Le audizioni dei testimoni nel caso Cinturrino a Milano sono state rinviate al 10 aprile. Il giudice ha accolto un'eccezione delle difese riguardo la completezza degli atti.
Nuova data per le audizioni
Le testimonianze nel processo a carico di Carmelo Cinturrino sono state posticipate. L'udienza fissata per oggi e domani non si terrà. Il giudice per le indagini preliminari, Domenico Santoro, ha stabilito una nuova data. Tutti e sei i testimoni verranno ascoltati il prossimo 10 aprile. Questo rinvio è dovuto a questioni procedurali sollevate dalle difese.
Motivazioni del rinvio
Le eccezioni presentate dai legali di Cinturrino riguardano la mancata deposizione di alcuni atti. Nello specifico, le difese hanno lamentato la non completezza dei verbali e degli audio delle testimonianze. Questi elementi sono considerati fondamentali per l'esame delle dichiarazioni. La Procura dovrà ora depositare tutto il materiale richiesto. Successivamente, le difese avranno tempo per analizzarlo attentamente.
Il caso Cinturrino
Carmelo Cinturrino è un poliziotto attualmente detenuto. È accusato di omicidio premeditato di Abderrahim Mansouri, avvenuto il 26 gennaio nel bosco di Rogoredo. Le indagini hanno portato a contestare a Cinturrino circa altre trenta imputazioni. Queste includono arresti illegali, estorsioni e spaccio di sostanze stupefacenti. Anche altri sei agenti del Commissariato Mecenate sono indagati per alcuni di questi episodi.

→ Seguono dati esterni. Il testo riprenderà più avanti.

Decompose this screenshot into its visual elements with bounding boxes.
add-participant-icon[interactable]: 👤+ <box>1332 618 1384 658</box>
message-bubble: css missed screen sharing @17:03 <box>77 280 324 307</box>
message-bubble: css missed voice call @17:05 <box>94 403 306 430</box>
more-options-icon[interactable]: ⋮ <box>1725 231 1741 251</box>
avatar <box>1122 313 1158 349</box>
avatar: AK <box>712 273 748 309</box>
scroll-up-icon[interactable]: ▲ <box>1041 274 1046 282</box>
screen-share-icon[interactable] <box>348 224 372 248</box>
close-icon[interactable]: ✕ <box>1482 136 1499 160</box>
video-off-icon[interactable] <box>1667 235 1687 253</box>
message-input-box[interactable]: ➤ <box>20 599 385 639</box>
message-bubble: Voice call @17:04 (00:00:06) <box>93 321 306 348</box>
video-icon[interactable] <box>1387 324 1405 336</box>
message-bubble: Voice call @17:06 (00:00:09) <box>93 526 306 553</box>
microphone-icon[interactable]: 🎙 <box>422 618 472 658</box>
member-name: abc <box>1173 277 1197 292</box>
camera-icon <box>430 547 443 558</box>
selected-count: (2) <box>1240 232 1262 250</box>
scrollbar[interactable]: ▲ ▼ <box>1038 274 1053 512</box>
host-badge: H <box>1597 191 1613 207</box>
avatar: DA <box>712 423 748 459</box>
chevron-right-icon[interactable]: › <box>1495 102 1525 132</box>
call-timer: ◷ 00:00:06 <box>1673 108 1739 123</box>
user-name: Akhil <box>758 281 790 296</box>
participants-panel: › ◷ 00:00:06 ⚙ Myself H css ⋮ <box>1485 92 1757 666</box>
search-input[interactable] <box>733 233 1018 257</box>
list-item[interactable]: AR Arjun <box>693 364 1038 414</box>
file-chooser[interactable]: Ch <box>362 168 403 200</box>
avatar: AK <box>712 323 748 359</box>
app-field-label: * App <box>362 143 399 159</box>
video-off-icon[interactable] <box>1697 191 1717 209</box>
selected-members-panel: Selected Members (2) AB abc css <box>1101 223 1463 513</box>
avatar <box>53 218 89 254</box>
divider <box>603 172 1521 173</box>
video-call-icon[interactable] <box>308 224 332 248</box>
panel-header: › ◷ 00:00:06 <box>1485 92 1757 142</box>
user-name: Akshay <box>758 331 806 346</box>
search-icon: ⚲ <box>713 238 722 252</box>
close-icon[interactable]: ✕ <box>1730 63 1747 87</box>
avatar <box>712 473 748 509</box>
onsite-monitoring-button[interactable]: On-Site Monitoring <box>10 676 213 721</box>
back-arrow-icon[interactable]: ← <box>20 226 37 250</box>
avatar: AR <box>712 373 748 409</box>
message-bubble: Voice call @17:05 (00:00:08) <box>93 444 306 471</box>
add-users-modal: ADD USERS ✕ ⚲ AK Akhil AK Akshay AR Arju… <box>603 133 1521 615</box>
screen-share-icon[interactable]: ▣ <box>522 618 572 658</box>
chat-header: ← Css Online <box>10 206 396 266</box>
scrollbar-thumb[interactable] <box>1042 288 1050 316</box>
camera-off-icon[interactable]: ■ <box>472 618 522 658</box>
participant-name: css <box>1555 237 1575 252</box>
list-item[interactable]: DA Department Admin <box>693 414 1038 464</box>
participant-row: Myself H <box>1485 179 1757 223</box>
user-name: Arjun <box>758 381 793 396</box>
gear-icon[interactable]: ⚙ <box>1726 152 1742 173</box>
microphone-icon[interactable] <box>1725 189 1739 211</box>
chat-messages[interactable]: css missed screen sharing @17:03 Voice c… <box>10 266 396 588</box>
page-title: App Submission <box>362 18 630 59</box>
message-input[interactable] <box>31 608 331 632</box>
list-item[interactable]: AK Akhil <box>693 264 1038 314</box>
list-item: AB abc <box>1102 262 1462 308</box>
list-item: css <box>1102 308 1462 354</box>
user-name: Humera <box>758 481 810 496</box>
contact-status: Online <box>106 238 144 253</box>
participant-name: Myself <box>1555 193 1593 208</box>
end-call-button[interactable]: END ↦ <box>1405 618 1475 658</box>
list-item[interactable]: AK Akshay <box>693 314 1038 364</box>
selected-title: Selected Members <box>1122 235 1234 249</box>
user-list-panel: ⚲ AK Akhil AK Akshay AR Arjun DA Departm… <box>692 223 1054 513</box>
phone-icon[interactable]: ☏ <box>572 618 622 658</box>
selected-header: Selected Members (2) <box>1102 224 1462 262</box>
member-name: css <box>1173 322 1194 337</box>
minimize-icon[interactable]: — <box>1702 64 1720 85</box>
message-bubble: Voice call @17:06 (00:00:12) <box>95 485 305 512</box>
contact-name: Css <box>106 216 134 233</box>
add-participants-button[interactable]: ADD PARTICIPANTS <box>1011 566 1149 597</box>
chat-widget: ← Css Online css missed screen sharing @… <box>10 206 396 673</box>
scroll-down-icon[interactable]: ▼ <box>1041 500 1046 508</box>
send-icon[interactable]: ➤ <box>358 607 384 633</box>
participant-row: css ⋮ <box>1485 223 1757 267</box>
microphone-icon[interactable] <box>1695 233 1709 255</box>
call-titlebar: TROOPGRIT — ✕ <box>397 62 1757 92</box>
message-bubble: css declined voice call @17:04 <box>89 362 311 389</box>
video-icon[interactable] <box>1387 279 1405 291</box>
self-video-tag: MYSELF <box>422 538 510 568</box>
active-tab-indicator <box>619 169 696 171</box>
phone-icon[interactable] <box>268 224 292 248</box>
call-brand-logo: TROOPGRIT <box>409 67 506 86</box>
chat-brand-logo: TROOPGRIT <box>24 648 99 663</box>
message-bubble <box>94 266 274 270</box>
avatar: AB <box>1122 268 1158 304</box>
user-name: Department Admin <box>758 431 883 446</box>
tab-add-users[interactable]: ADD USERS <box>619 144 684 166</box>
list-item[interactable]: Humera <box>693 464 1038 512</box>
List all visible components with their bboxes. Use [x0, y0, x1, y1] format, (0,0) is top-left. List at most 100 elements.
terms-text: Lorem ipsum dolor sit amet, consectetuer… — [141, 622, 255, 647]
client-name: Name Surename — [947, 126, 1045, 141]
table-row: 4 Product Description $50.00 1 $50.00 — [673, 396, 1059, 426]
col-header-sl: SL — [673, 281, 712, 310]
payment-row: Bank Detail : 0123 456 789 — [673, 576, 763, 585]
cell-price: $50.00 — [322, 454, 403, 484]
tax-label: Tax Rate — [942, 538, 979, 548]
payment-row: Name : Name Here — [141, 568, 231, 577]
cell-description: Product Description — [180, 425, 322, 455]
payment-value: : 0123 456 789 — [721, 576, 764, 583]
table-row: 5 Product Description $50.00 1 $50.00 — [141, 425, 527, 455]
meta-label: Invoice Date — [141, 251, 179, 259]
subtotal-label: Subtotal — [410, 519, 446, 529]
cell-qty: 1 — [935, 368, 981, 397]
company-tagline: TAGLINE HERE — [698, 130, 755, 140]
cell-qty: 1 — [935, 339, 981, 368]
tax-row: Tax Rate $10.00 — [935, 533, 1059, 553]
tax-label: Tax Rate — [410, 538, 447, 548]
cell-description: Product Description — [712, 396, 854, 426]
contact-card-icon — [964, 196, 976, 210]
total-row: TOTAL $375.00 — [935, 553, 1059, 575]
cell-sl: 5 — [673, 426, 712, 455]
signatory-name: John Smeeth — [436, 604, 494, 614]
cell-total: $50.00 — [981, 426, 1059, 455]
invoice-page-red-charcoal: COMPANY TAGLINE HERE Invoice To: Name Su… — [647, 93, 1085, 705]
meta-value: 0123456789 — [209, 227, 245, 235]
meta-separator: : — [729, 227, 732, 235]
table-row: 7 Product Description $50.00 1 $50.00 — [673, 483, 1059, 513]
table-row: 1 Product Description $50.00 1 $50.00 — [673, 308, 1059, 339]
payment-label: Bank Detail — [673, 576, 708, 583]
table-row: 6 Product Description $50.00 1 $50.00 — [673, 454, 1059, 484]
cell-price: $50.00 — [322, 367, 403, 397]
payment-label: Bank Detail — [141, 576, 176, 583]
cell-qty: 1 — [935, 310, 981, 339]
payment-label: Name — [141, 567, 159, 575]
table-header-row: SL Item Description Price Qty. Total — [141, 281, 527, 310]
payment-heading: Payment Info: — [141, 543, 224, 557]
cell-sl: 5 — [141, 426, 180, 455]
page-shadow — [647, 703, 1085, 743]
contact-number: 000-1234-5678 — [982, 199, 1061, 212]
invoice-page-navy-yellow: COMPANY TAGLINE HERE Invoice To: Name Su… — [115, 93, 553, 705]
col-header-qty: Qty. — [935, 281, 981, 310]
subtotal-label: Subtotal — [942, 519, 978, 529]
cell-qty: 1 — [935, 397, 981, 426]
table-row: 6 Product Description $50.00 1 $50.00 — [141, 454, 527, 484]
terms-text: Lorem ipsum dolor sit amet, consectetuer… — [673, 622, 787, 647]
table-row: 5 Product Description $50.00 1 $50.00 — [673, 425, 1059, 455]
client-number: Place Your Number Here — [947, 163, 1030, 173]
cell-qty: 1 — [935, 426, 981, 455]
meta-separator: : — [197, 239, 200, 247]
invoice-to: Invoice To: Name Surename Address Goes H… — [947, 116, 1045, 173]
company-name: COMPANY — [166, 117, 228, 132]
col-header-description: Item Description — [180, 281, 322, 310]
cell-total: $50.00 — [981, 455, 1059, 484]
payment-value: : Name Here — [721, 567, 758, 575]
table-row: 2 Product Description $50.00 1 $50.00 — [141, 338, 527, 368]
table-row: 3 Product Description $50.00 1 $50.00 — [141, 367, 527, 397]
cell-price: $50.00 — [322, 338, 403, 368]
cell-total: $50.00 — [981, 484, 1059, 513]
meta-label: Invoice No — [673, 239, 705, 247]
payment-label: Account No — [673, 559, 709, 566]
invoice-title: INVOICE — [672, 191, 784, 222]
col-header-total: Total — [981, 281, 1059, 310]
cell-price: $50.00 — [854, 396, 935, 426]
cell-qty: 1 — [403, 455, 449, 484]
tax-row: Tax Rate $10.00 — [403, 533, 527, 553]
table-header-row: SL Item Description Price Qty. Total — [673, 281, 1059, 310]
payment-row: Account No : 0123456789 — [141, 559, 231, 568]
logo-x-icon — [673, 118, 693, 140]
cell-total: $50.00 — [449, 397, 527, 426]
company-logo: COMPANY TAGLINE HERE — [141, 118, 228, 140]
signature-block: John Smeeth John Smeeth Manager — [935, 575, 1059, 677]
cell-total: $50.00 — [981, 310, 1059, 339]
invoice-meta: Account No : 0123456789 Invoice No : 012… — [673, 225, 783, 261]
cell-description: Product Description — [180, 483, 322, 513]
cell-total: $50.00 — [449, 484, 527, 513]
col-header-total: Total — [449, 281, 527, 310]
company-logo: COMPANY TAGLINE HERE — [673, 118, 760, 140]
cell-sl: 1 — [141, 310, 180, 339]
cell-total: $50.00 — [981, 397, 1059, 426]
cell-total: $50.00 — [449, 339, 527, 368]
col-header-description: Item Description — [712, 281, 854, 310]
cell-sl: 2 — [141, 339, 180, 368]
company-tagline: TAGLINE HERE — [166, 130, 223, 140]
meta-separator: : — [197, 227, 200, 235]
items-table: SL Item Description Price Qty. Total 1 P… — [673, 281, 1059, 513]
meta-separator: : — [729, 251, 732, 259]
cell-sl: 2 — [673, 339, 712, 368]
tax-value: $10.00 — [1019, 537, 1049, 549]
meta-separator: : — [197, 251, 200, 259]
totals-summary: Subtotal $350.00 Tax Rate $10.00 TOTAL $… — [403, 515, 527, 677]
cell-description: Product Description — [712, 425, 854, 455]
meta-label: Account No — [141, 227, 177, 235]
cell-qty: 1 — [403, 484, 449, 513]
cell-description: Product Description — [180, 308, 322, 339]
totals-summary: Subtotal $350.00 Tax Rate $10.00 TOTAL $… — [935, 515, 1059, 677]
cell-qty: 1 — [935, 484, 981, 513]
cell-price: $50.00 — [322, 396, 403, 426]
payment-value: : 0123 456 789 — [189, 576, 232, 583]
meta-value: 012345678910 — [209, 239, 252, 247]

Le difese e l'istanza di perizia
Gli avvocati di Cinturrino, Marco Bianucci e Davide Giuseppe Giugno, si sono dichiarati soddisfatti del rinvio. Hanno inoltre presentato un'istanza al gip. Richiedono una perizia psichiatrica sui testimoni. L'obiettivo è valutare l'attendibilità delle loro dichiarazioni. Molti dei testi sono infatti assuntori di stupefacenti. Il giudice si è riservato la decisione su questa specifica richiesta. L'udienza del 10 aprile servirà a cristallizzare le dichiarazioni dei testimoni.
Testimoni e contesto
I testimoni chiamati a deporre sono principalmente pusher e tossicodipendenti. Le loro dichiarazioni sono cruciali per ricostruire i fatti. La difesa punta a mettere in dubbio la loro affidabilità. Il rinvio permetterà di avere un quadro probatorio completo. Questo è fondamentale in vista di un'eventuale processo. L'incidente probatorio mira a raccogliere prove in modo anticipato.
Milano e la giustizia
Il tribunale di Milano è al centro di questa vicenda giudiziaria. La complessità del caso e le numerose imputazioni rendono il procedimento articolato. La data del 10 aprile sarà decisiva per proseguire nell'acquisizione delle prove. L'esito delle audizioni e della perizia richiesta influenzerà le future fasi del processo. L'attenzione resta alta sulle dichiarazioni che verranno rese.